The major distinction to keep in mind here is that in Christian theology there are really two churches. One is the ideal church which is the Christian community as it follows and embodies divine will, and the second is the church as a fallible human institution. The difference between the two is original sin, which ensures that all human acts and institutions are by their nature flawed. Thus, when Dante criticizes the Church, he is not being a radical opponent of the Church or anti-Christian, but rather participating in a traditional theological exercise of showing how the human Church necessarily fails to live up to its divine ideals due to human fallibility. The critique is not of the Church per se, but of the flawed humans who err in embodying a divine institution due to the inherently fallen nature of humanity. He thus condemns members of the clergy who do not live up to the ideals of the Church and Bible. This is exemplified by his dressing hypocrites in garb similar to that of Benedictine monks whose luxurious lifestyle was in direct opposition to their vows.
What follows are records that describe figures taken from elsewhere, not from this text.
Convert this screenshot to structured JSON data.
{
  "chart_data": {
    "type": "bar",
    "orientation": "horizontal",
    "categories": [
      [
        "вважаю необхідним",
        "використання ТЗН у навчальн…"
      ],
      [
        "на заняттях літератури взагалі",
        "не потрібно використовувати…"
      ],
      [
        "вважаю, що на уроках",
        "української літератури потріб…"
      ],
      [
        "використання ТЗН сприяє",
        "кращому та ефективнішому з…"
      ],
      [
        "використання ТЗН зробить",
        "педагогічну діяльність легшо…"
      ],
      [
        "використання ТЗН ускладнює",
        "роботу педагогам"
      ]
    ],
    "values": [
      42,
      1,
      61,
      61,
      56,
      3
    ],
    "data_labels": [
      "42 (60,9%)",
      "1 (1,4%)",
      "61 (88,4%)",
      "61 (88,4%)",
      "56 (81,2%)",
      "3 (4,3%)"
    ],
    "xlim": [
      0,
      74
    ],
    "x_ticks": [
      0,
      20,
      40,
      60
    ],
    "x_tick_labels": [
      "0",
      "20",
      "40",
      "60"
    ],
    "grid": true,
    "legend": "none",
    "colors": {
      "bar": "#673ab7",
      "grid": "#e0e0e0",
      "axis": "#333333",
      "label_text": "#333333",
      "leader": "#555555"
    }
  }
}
In Dante's period, the Church was notoriously corrupt and filled with scandals. One of the greatest objections Dante voices is that many of the clergy have fallen prey to the sin of avarice. Rather than living a life of poverty and renunciation, they live in great luxury. He also strongly condemns the practice of simony, the sale of church offices for money. He sees, quite accurately, that this leads to clergy who are not knowledgeable or pious; often the second and third sons of the wealthy purchase the office and then live luxuriously at the expense of the Church coffers (Inferno 19.1-4; 55-7; 106-11). He also displays some discomfort with the practice of selling indulgences.
Next, he objects to the interference of the Church in politics, believing that this lust for secular power corrupts the Church. Pope Nicholas is condemned to Hell for his territorial acquisitions as well as nepotism. Pope Clement V and the Avignon papacy are similarly condemned as examples of the Church seeking secular power.